En ocasiones, un sofá generoso o una mesa de centro con presencia ordenan mejor la habitación que cinco elementos pequeños repartidos por todas partes.
Lo importante es respetar zonas de paso y proporciones. No es tanto el tamaño individual del mueble como el volumen total que estamos introduciendo.
Cuándo respetarla: cuando una pieza grande bloquea una circulación necesaria, invade puertas o ventanas o hace imposible utilizar cómodamente el espacio.
3. No mezcles estilos diferentes
Esta es probablemente una de las reglas que más merece la pena cuestionar.
Las casas más interesantes rara vez responden a un único estilo llevado hasta sus últimas consecuencias. Un interior contemporáneo puede ganar muchísimo con una pieza clásica. Un ambiente rústico puede refrescarse con una lámpara moderna. Y un mueble oriental puede convertirse en el elemento especial de un dormitorio muy sencillo.
El problema no es mezclar estilos. El problema es mezclarlos sin jerarquía.

Si cada mueble pertenece a un universo completamente diferente y todos intentan llamar la atención, el resultado se desordena. Pero cuando existe una base clara y una o dos piezas rompen esa línea, la mezcla aporta personalidad.
Una buena regla: elegir qué estilo será dominante y utilizar los demás como contraste, no como competencia.

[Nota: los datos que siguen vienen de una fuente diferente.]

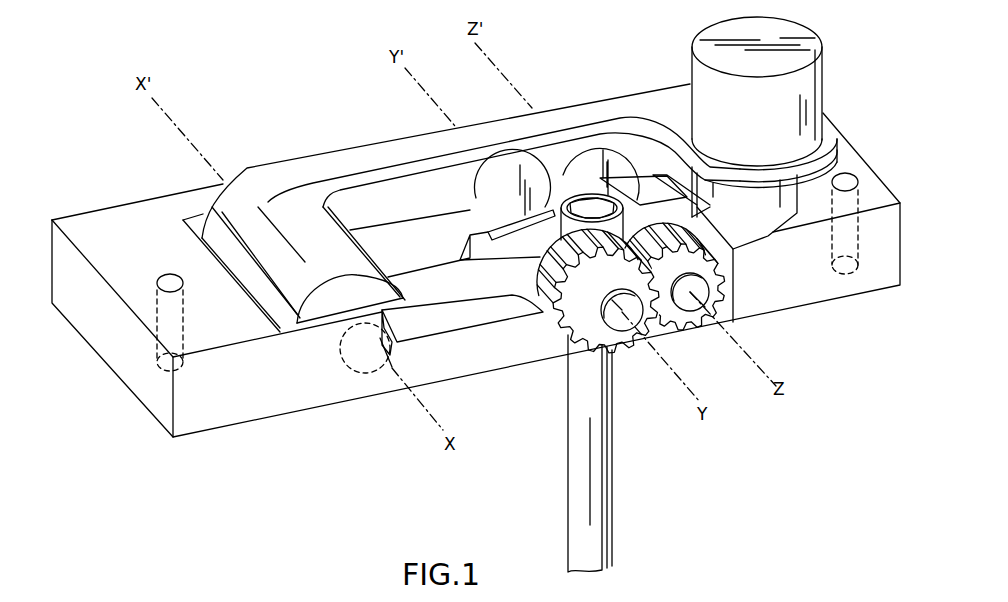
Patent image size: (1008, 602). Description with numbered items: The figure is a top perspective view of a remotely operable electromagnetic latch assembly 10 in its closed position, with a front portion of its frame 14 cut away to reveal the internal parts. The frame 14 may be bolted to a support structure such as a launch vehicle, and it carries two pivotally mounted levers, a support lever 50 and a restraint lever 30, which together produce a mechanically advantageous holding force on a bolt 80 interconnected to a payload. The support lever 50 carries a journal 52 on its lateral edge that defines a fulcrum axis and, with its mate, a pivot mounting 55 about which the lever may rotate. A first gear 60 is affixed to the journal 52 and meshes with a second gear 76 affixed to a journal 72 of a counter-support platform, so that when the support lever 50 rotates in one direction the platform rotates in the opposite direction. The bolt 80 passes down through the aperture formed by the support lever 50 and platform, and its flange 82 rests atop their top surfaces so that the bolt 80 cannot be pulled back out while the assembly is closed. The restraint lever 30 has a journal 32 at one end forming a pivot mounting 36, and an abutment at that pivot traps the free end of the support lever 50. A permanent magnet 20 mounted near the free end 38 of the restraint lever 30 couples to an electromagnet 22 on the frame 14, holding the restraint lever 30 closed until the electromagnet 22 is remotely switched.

4. Los colores oscuros hacen que las habitaciones parezcan más pequeñas
Un color oscuro absorbe más luz, sí. Pero eso no significa que deba estar prohibido en una habitación pequeña.

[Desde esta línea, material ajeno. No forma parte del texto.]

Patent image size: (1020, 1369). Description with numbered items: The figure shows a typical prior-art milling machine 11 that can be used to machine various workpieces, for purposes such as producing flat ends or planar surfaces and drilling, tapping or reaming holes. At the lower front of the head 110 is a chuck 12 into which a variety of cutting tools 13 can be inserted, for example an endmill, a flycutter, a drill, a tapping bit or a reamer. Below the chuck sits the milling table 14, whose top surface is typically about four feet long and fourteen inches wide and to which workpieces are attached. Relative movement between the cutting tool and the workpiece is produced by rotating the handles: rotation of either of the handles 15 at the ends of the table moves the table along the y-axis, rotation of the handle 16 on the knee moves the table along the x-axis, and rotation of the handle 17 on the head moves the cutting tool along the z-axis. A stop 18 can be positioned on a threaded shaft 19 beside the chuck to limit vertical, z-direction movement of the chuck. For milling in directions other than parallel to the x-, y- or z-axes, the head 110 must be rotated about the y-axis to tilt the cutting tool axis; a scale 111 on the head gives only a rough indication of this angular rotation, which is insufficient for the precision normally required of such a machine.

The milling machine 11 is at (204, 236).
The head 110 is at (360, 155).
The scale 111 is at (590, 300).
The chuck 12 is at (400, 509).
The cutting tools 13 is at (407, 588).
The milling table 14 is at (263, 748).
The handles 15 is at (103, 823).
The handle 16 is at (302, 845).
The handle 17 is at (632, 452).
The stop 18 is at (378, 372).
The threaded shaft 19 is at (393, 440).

Un azul profundo, un verde oscuro o incluso un tono chocolate pueden aportar sensación de profundidad y hacer que un espacio pequeño resulte mucho más interesante.
Además, hay habitaciones en las que intentar multiplicar la luz a toda costa no tiene demasiado sentido. Un recibidor interior, un pequeño aseo o una zona de paso pueden funcionar perfectamente con una atmósfera más envolvente.

La diferencia está en cómo utilizamos ese color. Podemos equilibrarlo con techos claros, buena iluminación, materiales cálidos o muebles que contrasten.
Cuándo evitarlo: cuando el espacio ya tiene poca luz y además necesitamos que resulte especialmente luminoso para su uso cotidiano.
5. La simetría siempre hace que un espacio quede mejor
La simetría transmite orden y funciona especialmente bien en determinados interiores clásicos o cuando queremos destacar un elemento central: una cama, una chimenea, un aparador o una mesa de comedor.
Pero demasiada simetría también puede hacer que una habitación resulte rígida.
Dos mesillas idénticas, dos lámparas idénticas, dos cuadros idénticos y dos sillones perfectamente enfrentados pueden producir un espacio impecable… pero también demasiado previsible.

La asimetría equilibrada suele aportar más naturalidad. Una lámpara de pie puede compensar visualmente una mesa auxiliar. Un cuadro grande puede convivir con dos piezas pequeñas. Dos mesillas distintas pueden funcionar si mantienen una altura o proporción similar.
No buscamos que ambos lados sean iguales, sino que tengan un peso visual parecido.
Romper una regla también necesita criterio
Las reglas de decoración existen porque muchas veces funcionan. El error no está en seguirlas, sino en pensar que siempre son obligatorias.
Una casa bien decorada no necesita demostrar que conoce todas las normas. Necesita que cada decisión tenga sentido dentro de ese espacio, de su arquitectura y de la forma en que vamos a vivirlo.
A veces la mejor solución será respetar una regla. Y otras veces, precisamente, será saber cuándo podemos permitirnos romperla.